Introduction
Hello and Welcome to the Tengine 0.5 Support for 96Boards blog. In this blog we will look into the Tengine 0.5 support for 96Boards. This blog will provide a statistical overview of how 96Boards serves as a best-bed for leveraging OAID stack on ARM64.
OAID
OPEN AID is an open source projects being actively developed and maintained by a dedicated project team all around the globe. OPEN AID commits to provide open source implementation on various readily available SoCs and their hardware platform to help product developers and application designers in fast prototyping with end to end reference optimised system.
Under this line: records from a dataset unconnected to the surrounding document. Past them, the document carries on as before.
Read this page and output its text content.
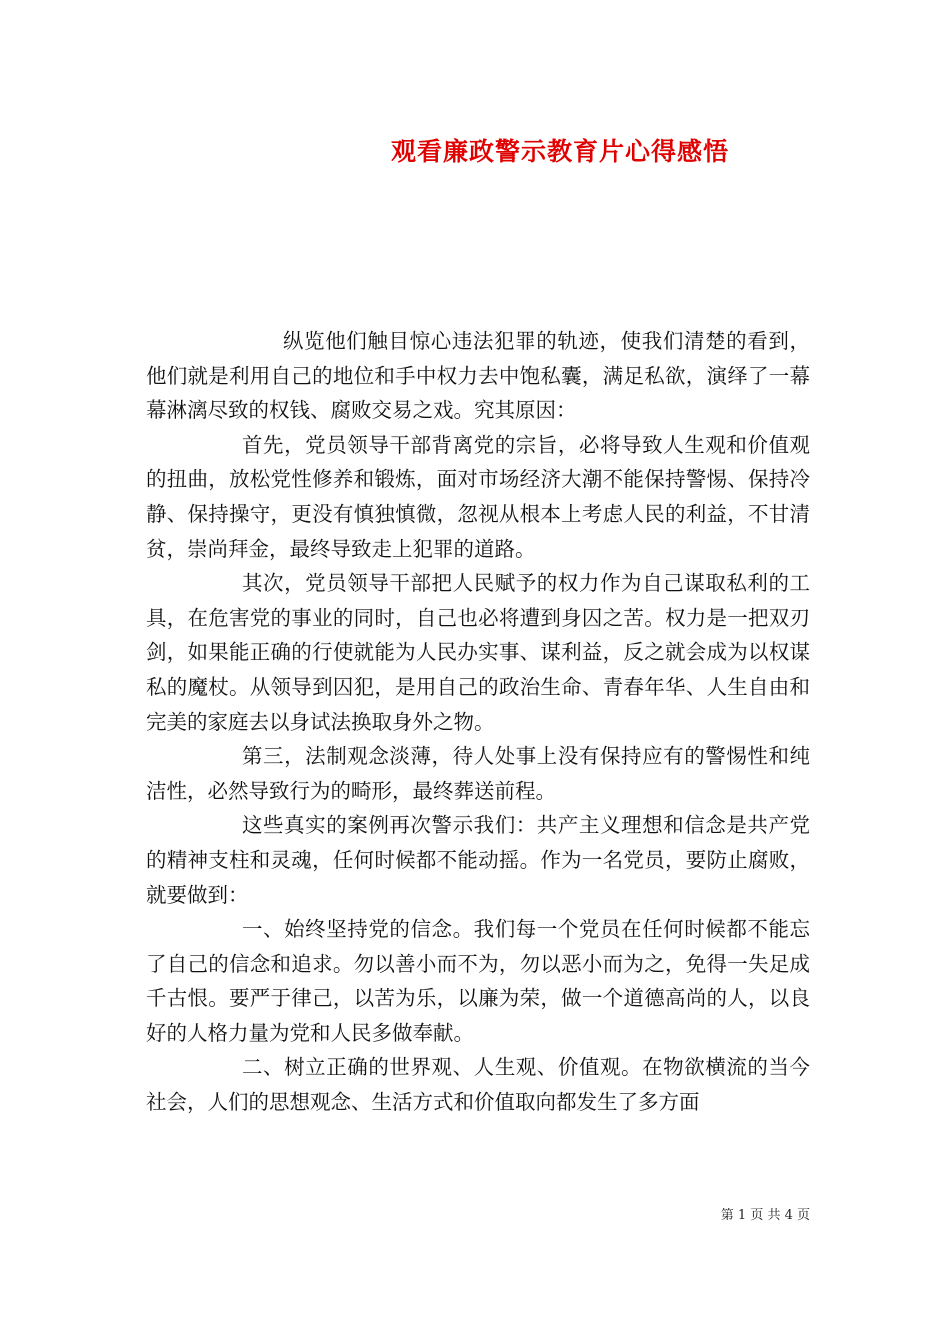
观看廉政警示教育片心得感悟

纵览他们触目惊心违法犯罪的轨迹，使我们清楚的看到，他们就是利用自己的地位和手中权力去中饱私囊，满足私欲，演绎了一幕幕淋漓尽致的权钱、腐败交易之戏。究其原因：

首先，党员领导干部背离党的宗旨，必将导致人生观和价值观的扭曲，放松党性修养和锻炼，面对市场经济大潮不能保持警惕、保持冷静、保持操守，更没有慎独慎微，忽视从根本上考虑人民的利益，不甘清贫，崇尚拜金，最终导致走上犯罪的道路。

其次，党员领导干部把人民赋予的权力作为自己谋取私利的工具，在危害党的事业的同时，自己也必将遭到身囚之苦。权力是一把双刃剑，如果能正确的行使就能为人民办实事、谋利益，反之就会成为以权谋私的魔杖。从领导到囚犯，是用自己的政治生命、青春年华、人生自由和完美的家庭去以身试法换取身外之物。

第三，法制观念淡薄，待人处事上没有保持应有的警惕性和纯洁性，必然导致行为的畸形，最终葬送前程。

这些真实的案例再次警示我们：共产主义理想和信念是共产党的精神支柱和灵魂，任何时候都不能动摇。作为一名党员，要防止腐败，就要做到：

一、始终坚持党的信念。我们每一个党员在任何时候都不能忘了自己的信念和追求。勿以善小而不为，勿以恶小而为之，免得一失足成千古恨。要严于律己，以苦为乐，以廉为荣，做一个道德高尚的人，以良好的人格力量为党和人民多做奉献。

二、树立正确的世界观、人生观、价值观。在物欲横流的当今社会，人们的思想观念、生活方式和价值取向都发生了多方面

第 1 页 共 4 页
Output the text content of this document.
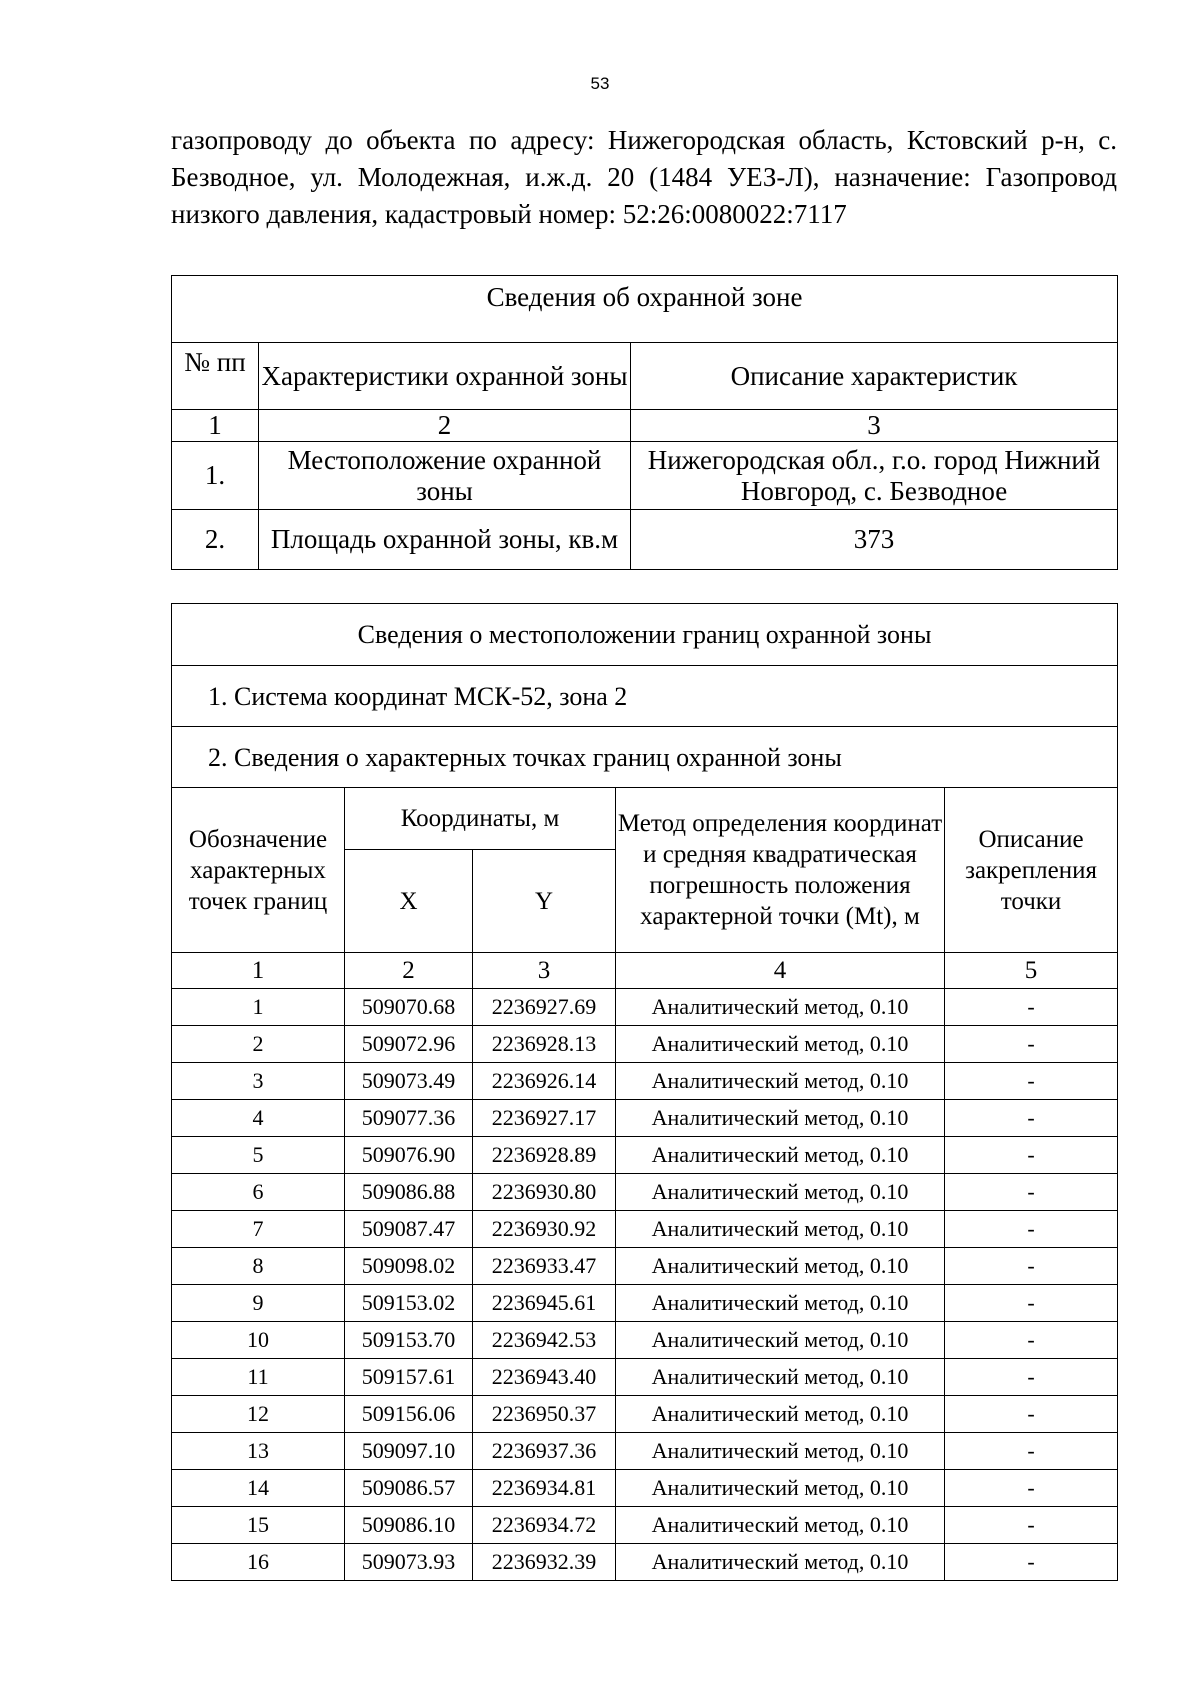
53

газопроводу до объекта по адресу: Нижегородская область, Кстовский р-н, с.
Безводное, ул. Молодежная, и.ж.д. 20 (1484 УЕЗ-Л), назначение: Газопровод
низкого давления, кадастровый номер: 52:26:0080022:7117

Сведения об охранной зоне		
№ пп	Характеристики охранной зоны	Описание характеристик
1	2	3
1.	Местоположение охранной зоны	Нижегородская обл., г.о. город Нижний Новгород, с. Безводное
2.	Площадь охранной зоны, кв.м	373
Сведения о местоположении границ охранной зоны				
1. Система координат МСК-52, зона 2				
2. Сведения о характерных точках границ охранной зоны				
Обозначение характерных точек границ	Координаты, м		Метод определения координат и средняя квадратическая погрешность положения характерной точки (Mt), м	Описание закрепления точки
	X	Y		
1	2	3	4	5
1	509070.68	2236927.69	Аналитический метод, 0.10	-
2	509072.96	2236928.13	Аналитический метод, 0.10	-
3	509073.49	2236926.14	Аналитический метод, 0.10	-
4	509077.36	2236927.17	Аналитический метод, 0.10	-
5	509076.90	2236928.89	Аналитический метод, 0.10	-
6	509086.88	2236930.80	Аналитический метод, 0.10	-
7	509087.47	2236930.92	Аналитический метод, 0.10	-
8	509098.02	2236933.47	Аналитический метод, 0.10	-
9	509153.02	2236945.61	Аналитический метод, 0.10	-
10	509153.70	2236942.53	Аналитический метод, 0.10	-
11	509157.61	2236943.40	Аналитический метод, 0.10	-
12	509156.06	2236950.37	Аналитический метод, 0.10	-
13	509097.10	2236937.36	Аналитический метод, 0.10	-
14	509086.57	2236934.81	Аналитический метод, 0.10	-
15	509086.10	2236934.72	Аналитический метод, 0.10	-
16	509073.93	2236932.39	Аналитический метод, 0.10	-
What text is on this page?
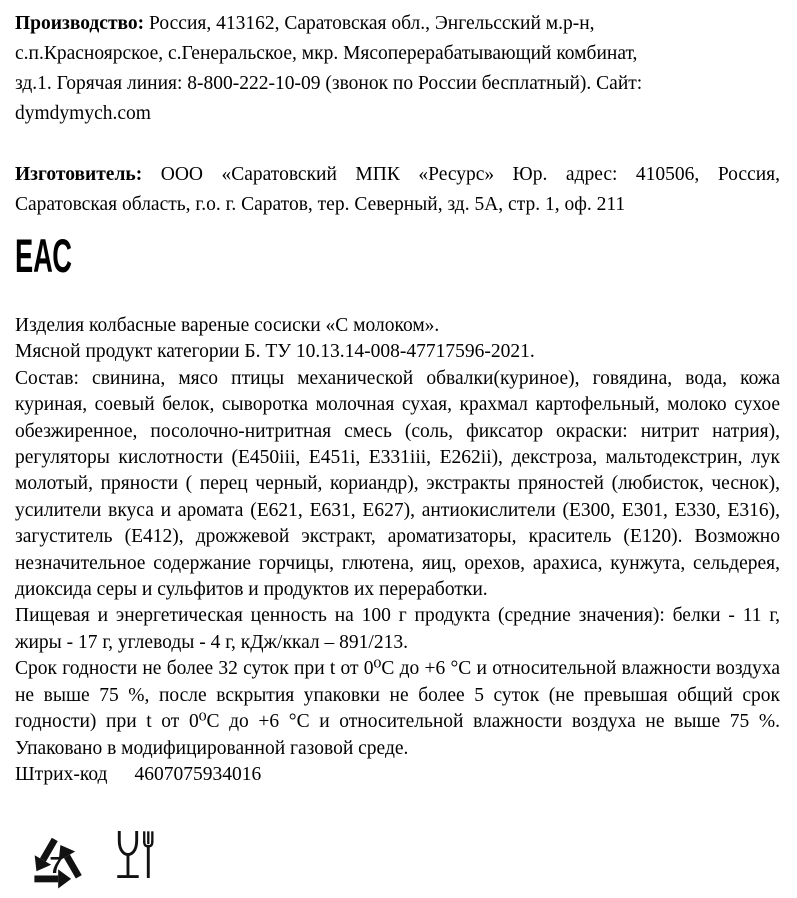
Производство: Россия, 413162, Саратовская обл., Энгельсский м.р-н,
с.п.Красноярское, с.Генеральское, мкр. Мясоперерабатывающий комбинат,
зд.1. Горячая линия: 8-800-222-10-09 (звонок по России бесплатный). Сайт:
dymdymych.com
Изготовитель: ООО «Саратовский МПК «Ресурс» Юр. адрес: 410506, Россия,
Саратовская область, г.о. г. Саратов, тер. Северный, зд. 5А, стр. 1, оф. 211
ЕАС
Изделия колбасные вареные сосиски «С молоком».
Мясной продукт категории Б. ТУ 10.13.14-008-47717596-2021.
Состав: свинина, мясо птицы механической обвалки(куриное), говядина, вода, кожа
куриная, соевый белок, сыворотка молочная сухая, крахмал картофельный, молоко сухое
обезжиренное, посолочно-нитритная смесь (соль, фиксатор окраски: нитрит натрия),
регуляторы кислотности (Е450iii, Е451i, Е331iii, Е262ii), декстроза, мальтодекстрин, лук
молотый, пряности ( перец черный, кориандр), экстракты пряностей (любисток, чеснок),
усилители вкуса и аромата (Е621, Е631, Е627), антиокислители (Е300, Е301, Е330, Е316),
загуститель (Е412), дрожжевой экстракт, ароматизаторы, краситель (Е120). Возможно
незначительное содержание горчицы, глютена, яиц, орехов, арахиса, кунжута, сельдерея,
диоксида серы и сульфитов и продуктов их переработки.
Пищевая и энергетическая ценность на 100 г продукта (средние значения): белки - 11 г,
жиры - 17 г, углеводы - 4 г, кДж/ккал – 891/213.
Срок годности не более 32 суток при t от 0⁰С до +6 °С и относительной влажности воздуха
не выше 75 %, после вскрытия упаковки не более 5 суток (не превышая общий срок
годности) при t от 0⁰С до +6 °С и относительной влажности воздуха не выше 75 %.
Упаковано в модифицированной газовой среде.
Штрих-код 4607075934016
7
Via optimised compute acceleration over various silicon technology, OPEN AID offers an efficient middleware with a generic while proliferate application interface for developers.
96Boards.ai
96Boards.ai has enabled multiple AI compute platform with neural computing acceleration through various silicon fabrics such as CPU, GPU, DSP, FPGA, ASIC. By leveraging 96Boards open platform, OPEN AID is set to further accelerate AI product innovations on a range of SoCs.
Tengine 0.5
TEngine 0.5 is released on 15th June 2018. This is a major release from OPEN AI LAB with abundant of new features including
-
GPU support
-
native BLAS operator
-
new networks (Inception-v3/vgg16/faster-rcnn/ssd/yolo-v2),
-
Android (32 and 64 bits)
-
Tensorflow serialiser and wrapper
-
TEngine enablement for 2 main stream 96Boards AI platforms - dragonboard 820c and HiKey960 from contribution of Qualcomm and Linaro (thanks to Mark Charlebois and Manivannan Sadhasivam.
-
TEngine 0.5 release also simplifies CPU driver and its configuration with single driver.
We have run some examples with Rock960 with quite impressive numbers as below:
Lib | Items | Platform | Configuration | Test Results |
---|---|---|---|---|
HCL FP32 | Squeezenet | RK3399 | ./build/tests/bin/bench_sqz | 49.81 ms |
Mobilenet | RK3399 | ./build/tests/bin/bench_mobilenet | 64.11 ms | |
ACL FP32 | Squeezenet | RK3399 | ./build/tests/bin/bench_sqz -d acl_opencl | 58.52 ms |
Mobilenet | RK3399 | ./build/tests/bin/bench_mobilenet -d acl_opencl | 90.71 ms |
Conclusion
Currently Tengine open source version only supports Arm v8, FP32. Latest benchmark performance can be found here using Rock960 with multi-core and GPU support.